Bloopers and stuff

Howdy blogaroos!!!! It’s me – Squirmy! Still here and still causing chaos!!!

I’m not sure Santa is going to be pleased with the current weather outlook here in Nova Scotia. It’s raining. And it’s windy. And more of the same tomorrow. And Wednesday. Santa will have to come in an ark.

Well it’s the time of year for the annual Christmas photos. Not a CHANCE we would ever go together to the Mall to pose with Santa. First off, the Warden would need another pair of hands to control us. Even then it could be sketchy. Remember the time she and Joanie took the Boss, the Coyote and Viktor to get a special blessing on St Francis day? The Coyote jumped out of the vehicle and took off. There was a commotion trying to catch him. When the dust settled and they were all under control, the Warden requested an exorcism before the blessing. Such great memories…

Anyway, taking us to the Mall is CLEARLY not possible. Seriously, do ya think I’d get any gifts if I tried to pull off Santa’s gloves. And all that fur on his suit? I’ve seen pictures. The guy is just asking to be swung around by a Malinois.

Anyway, the Warden thought instead of antlers, she would try mouse ears. Mouse ears! I guess in reference to “not a creature was stirring, not even a mouse.” There were ZERO photos worthy of a Christmas greeting.

Case in point, this beauty. Usually the Coyote just looks sad with head gear. Here he looks almost mad. And I’m definitely sneering. Even Mr Happy Picture Taker doesn’t look all that thrilled…

Here I stick out my tongue while the Coyote agrees to pose – for a profile shot:

Here the Coyote is smiling. Because he’s dreaming of me falling backward off the rock. And I can read his thoughts. The Boss is in poser mode.

So then the Warden concedes defeat – and actually rethinks the whole mouse thing. She admits it was a moment of Dollar Store weakness.

So then she decided to try individual shots with the wreath around our necks.

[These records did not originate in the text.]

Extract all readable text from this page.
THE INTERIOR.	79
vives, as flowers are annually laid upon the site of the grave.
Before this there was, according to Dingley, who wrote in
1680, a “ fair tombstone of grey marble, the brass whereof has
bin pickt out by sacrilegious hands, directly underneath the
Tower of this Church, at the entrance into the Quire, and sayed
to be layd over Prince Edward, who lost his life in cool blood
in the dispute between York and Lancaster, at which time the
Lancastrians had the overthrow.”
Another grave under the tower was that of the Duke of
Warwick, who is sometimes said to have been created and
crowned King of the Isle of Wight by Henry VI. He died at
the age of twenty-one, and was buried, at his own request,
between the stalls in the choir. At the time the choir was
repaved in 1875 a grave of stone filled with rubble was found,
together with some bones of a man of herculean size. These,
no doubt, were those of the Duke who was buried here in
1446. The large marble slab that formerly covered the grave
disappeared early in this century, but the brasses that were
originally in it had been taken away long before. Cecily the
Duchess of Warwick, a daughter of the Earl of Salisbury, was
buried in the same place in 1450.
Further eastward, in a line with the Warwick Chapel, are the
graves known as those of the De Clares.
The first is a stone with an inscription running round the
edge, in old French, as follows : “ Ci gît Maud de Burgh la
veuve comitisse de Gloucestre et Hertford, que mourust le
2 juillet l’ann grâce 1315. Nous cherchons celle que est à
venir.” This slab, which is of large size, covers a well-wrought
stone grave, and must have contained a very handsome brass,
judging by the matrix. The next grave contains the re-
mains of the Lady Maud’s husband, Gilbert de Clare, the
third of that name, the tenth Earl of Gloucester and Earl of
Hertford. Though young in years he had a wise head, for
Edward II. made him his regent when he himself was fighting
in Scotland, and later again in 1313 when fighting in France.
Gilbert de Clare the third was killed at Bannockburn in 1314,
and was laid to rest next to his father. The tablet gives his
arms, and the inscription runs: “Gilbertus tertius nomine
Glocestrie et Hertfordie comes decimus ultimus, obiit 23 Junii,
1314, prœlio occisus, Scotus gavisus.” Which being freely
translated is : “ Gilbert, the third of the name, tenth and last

Of course the Boss was a willing participant. And even the Coyote looked at her. But yours truly? I looked mad or sad in every shot. Here are a few examples:

She told me to smile. I wouldn’t. She can get the Boss to smile by telling him to speak. That’s her smiley trick with him. But me? I don’t speak on command. I prefer to talk when I initiate the conversation. So the Warden had this not so bright idea of having me play fetch a bunch of times. She figured I would be breathing with my mouth open after a few runs. And I was. And I looked smiley. Until she put the wreath around m neck. Then I wasn’t smiling. Not to mention the fact that every time I fetched the toy off the wet grass, my face got more and more dirty and wet. THIS was the result:

She had to quit and fluff me all up again and take me out later.when she got the photo you see above.

We know you like bloopers – so we decided to take a little trip down Christmas Memory Bloopers Lane. Enjoy.

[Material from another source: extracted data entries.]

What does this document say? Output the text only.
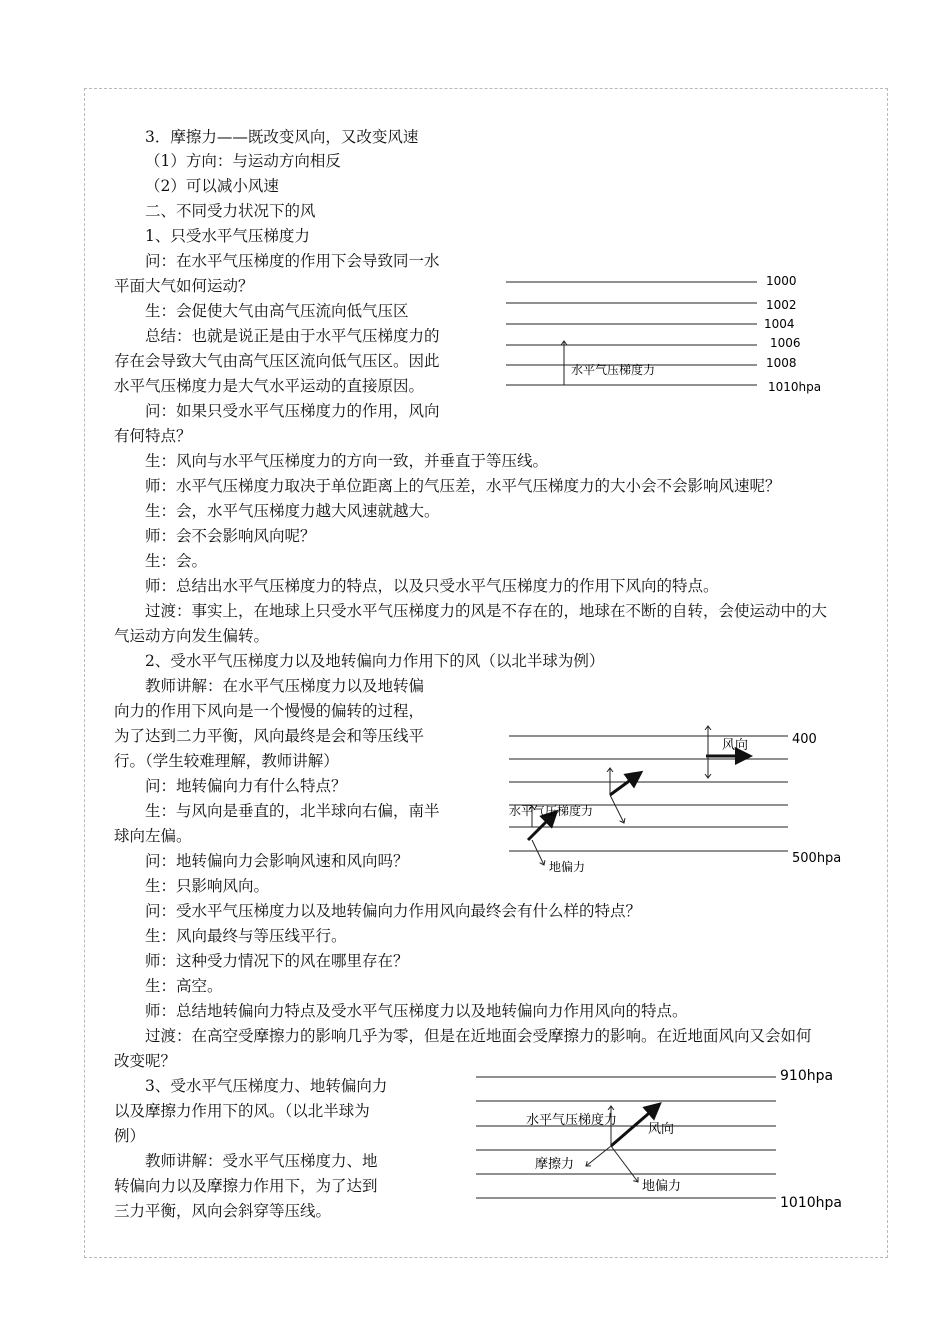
3．摩擦力——既改变风向，又改变风速
（1）方向：与运动方向相反
（2）可以减小风速
二、不同受力状况下的风
1、只受水平气压梯度力
问：在水平气压梯度的作用下会导致同一水
平面大气如何运动？
生：会促使大气由高气压流向低气压区
总结：也就是说正是由于水平气压梯度力的
存在会导致大气由高气压区流向低气压区。因此
水平气压梯度力是大气水平运动的直接原因。
问：如果只受水平气压梯度力的作用，风向
有何特点？
生：风向与水平气压梯度力的方向一致，并垂直于等压线。
师：水平气压梯度力取决于单位距离上的气压差，水平气压梯度力的大小会不会影响风速呢？
生：会，水平气压梯度力越大风速就越大。
师：会不会影响风向呢？
生：会。
师：总结出水平气压梯度力的特点，以及只受水平气压梯度力的作用下风向的特点。
过渡：事实上，在地球上只受水平气压梯度力的风是不存在的，地球在不断的自转，会使运动中的大
气运动方向发生偏转。
2、受水平气压梯度力以及地转偏向力作用下的风（以北半球为例）
教师讲解：在水平气压梯度力以及地转偏
向力的作用下风向是一个慢慢的偏转的过程，
为了达到二力平衡，风向最终是会和等压线平
行。（学生较难理解，教师讲解）
问：地转偏向力有什么特点？
生：与风向是垂直的，北半球向右偏，南半
球向左偏。
问：地转偏向力会影响风速和风向吗？
生：只影响风向。
问：受水平气压梯度力以及地转偏向力作用风向最终会有什么样的特点？
生：风向最终与等压线平行。
师：这种受力情况下的风在哪里存在？
生：高空。
师：总结地转偏向力特点及受水平气压梯度力以及地转偏向力作用风向的特点。
过渡：在高空受摩擦力的影响几乎为零，但是在近地面会受摩擦力的影响。在近地面风向又会如何
改变呢？
3、受水平气压梯度力、地转偏向力
以及摩擦力作用下的风。（以北半球为
例）
教师讲解：受水平气压梯度力、地
转偏向力以及摩擦力作用下，为了达到
三力平衡，风向会斜穿等压线。
1000
1002
1004
1006
1008
1010hpa
水平气压梯度力
风向	400
水平气压梯度力
地偏力
500hpa
910hpa
水平气压梯度力
风向
摩擦力
地偏力
1010hpa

Simon says: LOOK TO THE RIGHT. Except good dogs.
Antler anguish. Except for the good dog.
When the antlers she bought are too small for your head, all you can do is smile while the tiny heads suffer.
And when the antlers fit, steal them…

And our all time favorite Christmas photo, entitled It’s the Most Wonderful Time of the Year.

The Warden says we are not done yet. She might not be – but trust me – we are. At least I am. And so is the Coyote. But the poser will do anything. Including this one.

Seriously. The guy will do ANYTHING for a treat. Needless to say, she didn’t try the box shot with me. Or the Coyote.

Apparently, Christmas baths are on the agenda this week. Does Santa REALLY care how we smell?! I mean those reindeer can’t exactly be fresh as a daisy!

OK. Enough for today. Happy last minute shopping!

Have a good one. Peace and paws up. Stay safe. JBJ.